Assuming that Jarabeck and the 44 other anglers in the competition didn’t catch every bass in Lake Murray on Friday, the remaining fish are somewhere, but just not where they were yesterday. Blame those restless herring.

Two boats from Jarabeck’s posse idle away and then hit full plane for parts unknown. It is very hot, and there must be some cold sweet tea waiting for them somewhere. Oddly enough, they might be the true believers as compared with most of the boats that remain. Among them are scavengers, local anglers who set up on a pro, then wait for him to leave before passing over the spot he was fishing and waypointing the exact location with their GPS fish-finders for future reference.

“Come GPS these docks, sucker,” Jarabeck exclaims after a short run to the bank. He’s back doing what he did early in the second round that gave him a huge boost in the standings: skipping soft plastics under shoreline docks where, hopefully, bass will be lurking in the shadows waiting for an easy meal to pass by.

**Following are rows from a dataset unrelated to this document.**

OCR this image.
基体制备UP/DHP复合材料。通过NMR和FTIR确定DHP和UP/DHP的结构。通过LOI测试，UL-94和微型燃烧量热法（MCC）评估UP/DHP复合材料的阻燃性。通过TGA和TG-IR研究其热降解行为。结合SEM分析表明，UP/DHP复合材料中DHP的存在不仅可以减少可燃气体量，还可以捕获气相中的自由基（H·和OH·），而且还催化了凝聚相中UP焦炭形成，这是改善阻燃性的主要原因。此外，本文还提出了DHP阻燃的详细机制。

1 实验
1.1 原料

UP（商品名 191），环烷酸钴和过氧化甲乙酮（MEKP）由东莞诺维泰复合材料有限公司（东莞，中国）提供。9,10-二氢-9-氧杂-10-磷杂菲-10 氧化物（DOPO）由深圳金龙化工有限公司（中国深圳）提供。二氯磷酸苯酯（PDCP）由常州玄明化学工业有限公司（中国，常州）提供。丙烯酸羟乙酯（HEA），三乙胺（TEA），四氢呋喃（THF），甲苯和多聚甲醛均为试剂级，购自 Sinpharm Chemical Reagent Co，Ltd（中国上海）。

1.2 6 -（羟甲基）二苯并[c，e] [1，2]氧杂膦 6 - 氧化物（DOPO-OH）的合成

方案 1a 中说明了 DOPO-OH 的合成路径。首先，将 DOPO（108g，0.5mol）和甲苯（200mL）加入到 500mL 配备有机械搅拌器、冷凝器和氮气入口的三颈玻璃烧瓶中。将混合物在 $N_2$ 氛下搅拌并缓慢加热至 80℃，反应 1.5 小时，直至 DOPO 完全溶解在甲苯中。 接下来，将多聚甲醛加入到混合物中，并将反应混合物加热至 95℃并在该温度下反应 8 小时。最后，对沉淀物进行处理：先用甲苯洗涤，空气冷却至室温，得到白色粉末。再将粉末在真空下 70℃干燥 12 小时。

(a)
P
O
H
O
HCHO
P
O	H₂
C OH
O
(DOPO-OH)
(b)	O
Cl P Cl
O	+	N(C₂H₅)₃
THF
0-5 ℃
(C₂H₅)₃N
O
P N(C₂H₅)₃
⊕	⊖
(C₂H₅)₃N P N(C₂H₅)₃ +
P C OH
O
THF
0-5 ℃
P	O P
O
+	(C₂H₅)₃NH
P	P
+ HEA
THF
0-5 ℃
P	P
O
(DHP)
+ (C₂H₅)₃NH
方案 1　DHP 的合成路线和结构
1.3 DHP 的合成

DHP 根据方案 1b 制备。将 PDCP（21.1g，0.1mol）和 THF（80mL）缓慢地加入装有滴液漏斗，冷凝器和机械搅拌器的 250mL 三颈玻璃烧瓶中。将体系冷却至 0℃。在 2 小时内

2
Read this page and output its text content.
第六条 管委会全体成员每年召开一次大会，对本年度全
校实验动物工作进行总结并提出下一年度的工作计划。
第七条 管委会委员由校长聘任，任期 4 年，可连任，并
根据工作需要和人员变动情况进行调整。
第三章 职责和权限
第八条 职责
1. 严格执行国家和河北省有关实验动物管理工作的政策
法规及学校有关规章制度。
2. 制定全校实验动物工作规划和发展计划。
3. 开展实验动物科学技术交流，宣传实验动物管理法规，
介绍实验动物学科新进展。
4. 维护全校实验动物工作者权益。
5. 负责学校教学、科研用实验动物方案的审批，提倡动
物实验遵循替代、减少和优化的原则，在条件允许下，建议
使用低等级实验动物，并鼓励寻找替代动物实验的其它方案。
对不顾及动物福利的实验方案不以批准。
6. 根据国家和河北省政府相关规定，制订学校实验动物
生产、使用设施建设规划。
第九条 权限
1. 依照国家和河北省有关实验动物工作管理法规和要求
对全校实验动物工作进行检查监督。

As opposed to the offshore nomads, Lake Murray’s dock bass can be more reliable. The problem is that all the docks have bull’s-eyes on them, figuratively speaking, for every passing angler to see. Somebody else has already caught the quality fish under them during the cool hours of the morning. Still, Jarabeck is banking on a few strays that others might have missed.

“My game plan was fishing docks early and then going offshore later in the day and fishing my spots,” Jarabeck says. “In practice, I only got a couple of bites on docks. I’ve incorporated it in, though, because I did get some quality bites, including the 5-pounder [on Friday]. The 3-pounder I caught before that was next to a dock. But it’s not been my main thing. Before today I was doing really well out deep.”

What’s his take on the big change offshore between Friday and Saturday?

“I don’t have a clue,” he says. “The fish might move off one brush pile, or maybe two, but not all of my spots. Something has changed. The only thing I ask myself is if it’s possible that there are so few fish out there? When you catch them, do you catch all that’re there? It might be part of it, but somebody is going to catch them out deep on a brush pile today.

“My hope is that with the cloudy, foggy skies we had this morning, the fish roamed a little farther away from the brush, and it’s going to take a while for them to get back. The overhead sun will help gather them up again.”

Perhaps, but it is very hot waiting. The last of the boats following Jarabeck in the morning have all gone. Even the scavengers have forsaken him now.